The state reported 11,438 new cases of Covid-19, or 7.14% of those tested on Monday, while the state’s total hospitalizations continued to climb to 7,814. That’s double the total at the start of December. At least 124 people died, continuing a more than weeklong string of 100-plus daily fatalities.
New York City had administered 67,116 Covid vaccine doses as of Monday night, about 17% of the total delivered to the most populous U.S. city.
France, Ireland Weigh Tighter Restrictions (3:35 a.m. HK)
The French government is considering earlier curfews in parts of four regions on Jan. 2, Health Minister Olivier Veran said on France 2 television Tuesday Curfew may be brought forward to 6 p.m. from 8 p.m. in areas where hospitals are full, the minister said.

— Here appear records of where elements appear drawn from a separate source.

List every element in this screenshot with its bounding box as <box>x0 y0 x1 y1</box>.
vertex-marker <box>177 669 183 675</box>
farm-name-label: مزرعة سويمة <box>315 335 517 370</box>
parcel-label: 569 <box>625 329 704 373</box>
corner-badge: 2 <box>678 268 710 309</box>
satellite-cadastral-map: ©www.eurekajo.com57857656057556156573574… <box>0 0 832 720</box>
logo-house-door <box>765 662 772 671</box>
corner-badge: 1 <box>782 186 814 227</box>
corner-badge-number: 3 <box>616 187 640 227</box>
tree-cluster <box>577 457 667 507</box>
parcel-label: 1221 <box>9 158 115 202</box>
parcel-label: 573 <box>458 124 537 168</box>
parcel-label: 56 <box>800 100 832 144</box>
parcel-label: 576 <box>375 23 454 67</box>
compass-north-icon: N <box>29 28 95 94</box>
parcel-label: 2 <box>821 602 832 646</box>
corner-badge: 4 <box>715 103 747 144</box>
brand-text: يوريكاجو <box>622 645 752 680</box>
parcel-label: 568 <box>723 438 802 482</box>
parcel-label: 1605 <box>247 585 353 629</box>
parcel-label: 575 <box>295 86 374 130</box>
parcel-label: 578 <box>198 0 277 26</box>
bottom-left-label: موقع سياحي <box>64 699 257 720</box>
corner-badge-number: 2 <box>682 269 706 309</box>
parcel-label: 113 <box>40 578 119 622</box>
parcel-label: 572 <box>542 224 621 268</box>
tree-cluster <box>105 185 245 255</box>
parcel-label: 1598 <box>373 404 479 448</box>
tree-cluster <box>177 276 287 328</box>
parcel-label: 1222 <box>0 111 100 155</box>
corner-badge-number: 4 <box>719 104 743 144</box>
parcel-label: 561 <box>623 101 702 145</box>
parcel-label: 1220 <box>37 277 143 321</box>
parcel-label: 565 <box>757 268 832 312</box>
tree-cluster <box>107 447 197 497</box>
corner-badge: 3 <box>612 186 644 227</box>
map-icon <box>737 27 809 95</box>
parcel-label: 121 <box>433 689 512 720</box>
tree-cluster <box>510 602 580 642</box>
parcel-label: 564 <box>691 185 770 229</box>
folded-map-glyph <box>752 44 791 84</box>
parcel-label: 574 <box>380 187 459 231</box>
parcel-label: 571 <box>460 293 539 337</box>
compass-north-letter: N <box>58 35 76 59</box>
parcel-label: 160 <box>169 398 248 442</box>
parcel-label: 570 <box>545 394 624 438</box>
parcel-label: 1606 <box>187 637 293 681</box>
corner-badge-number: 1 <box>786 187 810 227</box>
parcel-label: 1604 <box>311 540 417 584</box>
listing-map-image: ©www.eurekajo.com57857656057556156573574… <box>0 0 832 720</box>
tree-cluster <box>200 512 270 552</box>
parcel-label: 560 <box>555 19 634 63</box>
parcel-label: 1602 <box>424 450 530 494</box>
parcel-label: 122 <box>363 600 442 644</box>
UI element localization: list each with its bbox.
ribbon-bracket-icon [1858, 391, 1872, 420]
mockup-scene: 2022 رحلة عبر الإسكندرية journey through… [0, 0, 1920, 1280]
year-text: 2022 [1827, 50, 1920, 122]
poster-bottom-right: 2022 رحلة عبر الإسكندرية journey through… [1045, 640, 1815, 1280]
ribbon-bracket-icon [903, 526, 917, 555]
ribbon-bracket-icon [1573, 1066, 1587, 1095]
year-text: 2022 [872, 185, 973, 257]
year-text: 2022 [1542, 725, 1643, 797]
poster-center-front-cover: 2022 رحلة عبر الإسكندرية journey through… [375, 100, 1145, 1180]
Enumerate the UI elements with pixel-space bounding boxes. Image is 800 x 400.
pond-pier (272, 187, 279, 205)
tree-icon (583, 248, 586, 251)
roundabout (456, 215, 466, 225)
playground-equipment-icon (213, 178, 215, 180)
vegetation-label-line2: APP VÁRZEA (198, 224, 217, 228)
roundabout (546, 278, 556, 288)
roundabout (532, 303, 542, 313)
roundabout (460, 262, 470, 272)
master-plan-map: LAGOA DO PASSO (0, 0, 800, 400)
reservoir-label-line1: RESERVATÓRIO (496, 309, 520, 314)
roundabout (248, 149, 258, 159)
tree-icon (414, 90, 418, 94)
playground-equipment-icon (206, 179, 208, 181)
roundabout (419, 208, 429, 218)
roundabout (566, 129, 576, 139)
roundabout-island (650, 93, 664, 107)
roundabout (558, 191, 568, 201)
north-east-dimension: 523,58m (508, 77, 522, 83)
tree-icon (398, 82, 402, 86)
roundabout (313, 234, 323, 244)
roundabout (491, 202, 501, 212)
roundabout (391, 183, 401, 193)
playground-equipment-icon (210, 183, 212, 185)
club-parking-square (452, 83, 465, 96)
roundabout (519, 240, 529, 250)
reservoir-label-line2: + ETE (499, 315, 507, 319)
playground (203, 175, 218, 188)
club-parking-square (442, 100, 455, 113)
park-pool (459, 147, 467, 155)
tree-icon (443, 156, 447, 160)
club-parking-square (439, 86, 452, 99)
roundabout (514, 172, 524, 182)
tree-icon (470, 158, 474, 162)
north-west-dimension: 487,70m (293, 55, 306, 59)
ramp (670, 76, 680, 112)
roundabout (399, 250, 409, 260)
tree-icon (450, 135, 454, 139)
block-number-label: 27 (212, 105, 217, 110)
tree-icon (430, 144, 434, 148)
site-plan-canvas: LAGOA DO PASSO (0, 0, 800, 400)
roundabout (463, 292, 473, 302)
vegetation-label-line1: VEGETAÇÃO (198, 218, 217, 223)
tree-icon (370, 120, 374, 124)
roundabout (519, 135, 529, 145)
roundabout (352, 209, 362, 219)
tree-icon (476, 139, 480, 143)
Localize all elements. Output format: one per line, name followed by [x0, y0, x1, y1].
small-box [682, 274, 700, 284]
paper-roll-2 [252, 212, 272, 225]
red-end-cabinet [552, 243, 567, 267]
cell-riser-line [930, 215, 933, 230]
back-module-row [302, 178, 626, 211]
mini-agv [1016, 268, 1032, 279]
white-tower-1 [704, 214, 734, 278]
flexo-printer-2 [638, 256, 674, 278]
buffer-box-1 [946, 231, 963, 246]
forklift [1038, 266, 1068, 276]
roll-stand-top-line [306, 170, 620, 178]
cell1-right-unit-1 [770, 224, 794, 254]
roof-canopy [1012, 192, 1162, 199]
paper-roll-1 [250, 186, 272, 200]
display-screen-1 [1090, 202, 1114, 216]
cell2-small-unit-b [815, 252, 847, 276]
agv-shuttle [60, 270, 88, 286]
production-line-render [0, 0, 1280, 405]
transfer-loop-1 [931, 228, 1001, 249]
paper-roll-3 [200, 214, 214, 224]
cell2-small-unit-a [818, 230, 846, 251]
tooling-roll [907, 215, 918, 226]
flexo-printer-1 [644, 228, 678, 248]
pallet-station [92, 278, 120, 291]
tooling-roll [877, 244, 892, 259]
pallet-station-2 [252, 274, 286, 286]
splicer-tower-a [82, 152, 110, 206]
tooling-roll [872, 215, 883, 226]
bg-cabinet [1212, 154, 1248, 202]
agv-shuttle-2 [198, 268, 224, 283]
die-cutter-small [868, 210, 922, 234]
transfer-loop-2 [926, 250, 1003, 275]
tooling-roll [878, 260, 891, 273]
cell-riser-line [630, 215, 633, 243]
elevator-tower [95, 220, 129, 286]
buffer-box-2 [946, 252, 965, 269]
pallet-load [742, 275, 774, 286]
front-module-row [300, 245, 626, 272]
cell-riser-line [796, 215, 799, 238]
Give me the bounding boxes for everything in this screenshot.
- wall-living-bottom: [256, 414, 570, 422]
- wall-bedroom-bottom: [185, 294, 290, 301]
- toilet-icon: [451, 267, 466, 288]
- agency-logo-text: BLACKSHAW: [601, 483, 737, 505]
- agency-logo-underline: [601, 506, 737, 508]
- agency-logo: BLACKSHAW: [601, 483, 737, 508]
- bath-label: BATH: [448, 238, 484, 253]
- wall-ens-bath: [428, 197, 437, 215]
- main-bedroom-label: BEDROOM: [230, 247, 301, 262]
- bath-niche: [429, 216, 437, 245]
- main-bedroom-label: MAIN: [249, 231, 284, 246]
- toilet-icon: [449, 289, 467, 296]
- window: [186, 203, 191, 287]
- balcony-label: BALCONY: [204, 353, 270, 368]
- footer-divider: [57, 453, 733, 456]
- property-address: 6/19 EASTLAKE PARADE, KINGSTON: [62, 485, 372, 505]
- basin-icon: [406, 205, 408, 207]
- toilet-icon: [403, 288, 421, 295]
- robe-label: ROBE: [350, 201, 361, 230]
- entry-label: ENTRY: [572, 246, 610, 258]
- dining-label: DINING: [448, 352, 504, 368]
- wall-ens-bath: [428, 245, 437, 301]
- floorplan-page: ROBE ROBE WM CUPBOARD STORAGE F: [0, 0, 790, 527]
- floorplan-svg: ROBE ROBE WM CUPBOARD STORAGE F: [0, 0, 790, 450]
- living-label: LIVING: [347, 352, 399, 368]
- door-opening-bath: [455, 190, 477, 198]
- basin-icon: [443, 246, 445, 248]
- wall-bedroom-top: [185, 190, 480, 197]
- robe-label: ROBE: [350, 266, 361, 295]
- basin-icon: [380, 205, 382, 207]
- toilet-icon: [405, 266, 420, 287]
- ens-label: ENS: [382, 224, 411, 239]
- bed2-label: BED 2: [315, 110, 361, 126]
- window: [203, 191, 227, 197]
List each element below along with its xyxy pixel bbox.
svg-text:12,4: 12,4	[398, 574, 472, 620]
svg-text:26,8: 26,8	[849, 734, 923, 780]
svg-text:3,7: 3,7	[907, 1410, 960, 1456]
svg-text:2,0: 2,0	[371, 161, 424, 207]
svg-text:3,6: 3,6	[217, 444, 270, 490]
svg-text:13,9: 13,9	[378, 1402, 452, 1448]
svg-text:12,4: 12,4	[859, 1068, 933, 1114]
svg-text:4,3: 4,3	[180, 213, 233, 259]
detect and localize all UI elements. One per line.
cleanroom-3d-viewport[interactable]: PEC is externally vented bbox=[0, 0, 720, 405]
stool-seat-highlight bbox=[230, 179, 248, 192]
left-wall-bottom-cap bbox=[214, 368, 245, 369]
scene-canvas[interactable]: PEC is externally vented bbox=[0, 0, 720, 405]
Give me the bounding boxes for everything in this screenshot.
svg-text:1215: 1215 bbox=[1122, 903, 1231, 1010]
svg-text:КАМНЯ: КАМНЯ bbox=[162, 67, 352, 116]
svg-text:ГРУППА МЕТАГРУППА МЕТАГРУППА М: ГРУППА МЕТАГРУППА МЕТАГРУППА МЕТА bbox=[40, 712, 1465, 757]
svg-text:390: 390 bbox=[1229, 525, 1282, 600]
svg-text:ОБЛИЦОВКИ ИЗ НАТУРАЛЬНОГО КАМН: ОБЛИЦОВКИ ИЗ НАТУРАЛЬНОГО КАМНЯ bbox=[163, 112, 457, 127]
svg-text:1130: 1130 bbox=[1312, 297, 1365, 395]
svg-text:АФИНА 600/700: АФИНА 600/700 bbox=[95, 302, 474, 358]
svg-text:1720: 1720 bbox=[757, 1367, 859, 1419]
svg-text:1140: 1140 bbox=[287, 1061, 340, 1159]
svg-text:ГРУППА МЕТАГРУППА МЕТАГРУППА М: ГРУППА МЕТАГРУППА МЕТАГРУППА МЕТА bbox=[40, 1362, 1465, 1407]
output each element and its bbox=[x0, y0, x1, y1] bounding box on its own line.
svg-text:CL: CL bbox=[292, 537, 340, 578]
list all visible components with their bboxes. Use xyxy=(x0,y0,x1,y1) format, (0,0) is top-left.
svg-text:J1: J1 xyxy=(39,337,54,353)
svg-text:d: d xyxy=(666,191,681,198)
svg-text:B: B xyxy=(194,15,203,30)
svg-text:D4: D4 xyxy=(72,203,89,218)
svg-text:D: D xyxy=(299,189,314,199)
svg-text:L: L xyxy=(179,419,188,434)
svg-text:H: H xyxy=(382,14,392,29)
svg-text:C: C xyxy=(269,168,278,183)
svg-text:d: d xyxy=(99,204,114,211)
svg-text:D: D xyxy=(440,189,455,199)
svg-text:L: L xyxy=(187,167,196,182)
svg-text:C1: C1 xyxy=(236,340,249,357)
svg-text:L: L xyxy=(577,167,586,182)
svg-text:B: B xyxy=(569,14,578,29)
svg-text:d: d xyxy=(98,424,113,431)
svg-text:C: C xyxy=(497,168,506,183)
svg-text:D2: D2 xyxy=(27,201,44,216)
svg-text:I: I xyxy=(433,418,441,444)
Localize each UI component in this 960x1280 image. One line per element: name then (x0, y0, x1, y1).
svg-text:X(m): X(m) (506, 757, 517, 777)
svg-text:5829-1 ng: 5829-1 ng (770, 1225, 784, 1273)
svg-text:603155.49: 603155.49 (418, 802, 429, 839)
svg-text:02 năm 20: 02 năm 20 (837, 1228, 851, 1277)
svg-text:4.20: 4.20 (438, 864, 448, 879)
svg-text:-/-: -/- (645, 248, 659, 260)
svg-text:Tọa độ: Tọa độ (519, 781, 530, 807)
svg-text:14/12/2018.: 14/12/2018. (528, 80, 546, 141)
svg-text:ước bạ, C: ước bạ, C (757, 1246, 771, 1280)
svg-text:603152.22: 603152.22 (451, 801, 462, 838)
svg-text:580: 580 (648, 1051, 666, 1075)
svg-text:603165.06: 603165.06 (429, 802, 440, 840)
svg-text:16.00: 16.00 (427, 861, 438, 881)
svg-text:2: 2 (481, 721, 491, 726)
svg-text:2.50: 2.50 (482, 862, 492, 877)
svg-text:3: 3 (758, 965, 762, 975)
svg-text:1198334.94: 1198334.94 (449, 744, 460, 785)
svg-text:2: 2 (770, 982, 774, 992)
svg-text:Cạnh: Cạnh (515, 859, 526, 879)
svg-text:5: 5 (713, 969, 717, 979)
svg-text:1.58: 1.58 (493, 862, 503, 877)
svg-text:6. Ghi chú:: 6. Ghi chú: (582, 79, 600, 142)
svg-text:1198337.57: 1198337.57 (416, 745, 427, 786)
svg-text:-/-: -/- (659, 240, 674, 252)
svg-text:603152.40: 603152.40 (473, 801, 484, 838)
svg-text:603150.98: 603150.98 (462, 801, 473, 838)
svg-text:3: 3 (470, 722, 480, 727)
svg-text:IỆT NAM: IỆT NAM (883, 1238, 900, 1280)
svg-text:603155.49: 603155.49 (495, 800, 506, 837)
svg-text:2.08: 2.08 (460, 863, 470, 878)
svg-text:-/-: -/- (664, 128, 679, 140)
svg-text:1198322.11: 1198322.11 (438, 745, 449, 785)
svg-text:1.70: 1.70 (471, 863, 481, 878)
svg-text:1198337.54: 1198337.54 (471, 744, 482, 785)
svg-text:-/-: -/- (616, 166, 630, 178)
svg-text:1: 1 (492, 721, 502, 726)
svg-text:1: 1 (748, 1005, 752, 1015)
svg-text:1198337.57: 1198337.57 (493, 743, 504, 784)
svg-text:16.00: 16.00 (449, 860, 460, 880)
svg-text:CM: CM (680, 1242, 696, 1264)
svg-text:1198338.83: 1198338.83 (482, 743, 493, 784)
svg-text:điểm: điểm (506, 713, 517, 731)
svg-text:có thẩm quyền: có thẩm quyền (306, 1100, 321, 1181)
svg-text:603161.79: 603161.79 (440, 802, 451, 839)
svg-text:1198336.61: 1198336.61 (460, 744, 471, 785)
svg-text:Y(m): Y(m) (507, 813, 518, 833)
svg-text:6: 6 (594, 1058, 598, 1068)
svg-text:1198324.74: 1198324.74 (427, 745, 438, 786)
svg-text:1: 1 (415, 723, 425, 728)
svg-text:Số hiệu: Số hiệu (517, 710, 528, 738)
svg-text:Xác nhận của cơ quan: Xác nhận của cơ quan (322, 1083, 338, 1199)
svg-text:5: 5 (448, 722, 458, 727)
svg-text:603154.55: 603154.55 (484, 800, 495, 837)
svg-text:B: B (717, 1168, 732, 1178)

Meanwhile, Ireland’s government will meet on Wednesday to weigh tighter restrictions to limit the virus’s spread, Health Minister Stephen Donnelly told RTE Radio. New restrictions may include closing non-essential stores and further restricting house visits, he said.
And Denmark is extending a lockdown imposed before Christmas to fight the spread of the pandemic, which the government says is now more dangerous than during the spring. Shops, restaurants, gyms and schools will stay closed until Jan. 17, two weeks longer than initially planned, Prime Minister Mette Frederiksen said in Copenhagen on Tuesday.
EU to Get More Pfizer Vaccine Doses (11:20 p.m. HK)
The European Union will take an additional 100 million doses of the vaccine developed by BioNTech and Pfizer, Commission President Ursula von der Leyen said in a tweet. That will bring the union’s total to 300 million.
Fauci Says U.S. Lags in Vaccination Levels (8:48 p.m. HK)
Fauci, director of the National Institute of Allergy and Infectious Diseases, said officials had hoped to have more people immunized by now. “We certainly are not at the numbers that we wanted to be at the end of December,” he told CNN. “I believe that as we get into January we are going to see an increase in the momentum, which I hope allows us to catch up to the projected pace.”
Moncef Slaoui, the Operation Warp Speed science officer, said on a call just prior to Christmas that shots weren’t getting into people’s arms as quickly as he’d thought. About 1 million doses had been administered as of Dec. 23, according to data from the Centers for Disease Control and Prevention, trailing the pace of distribution.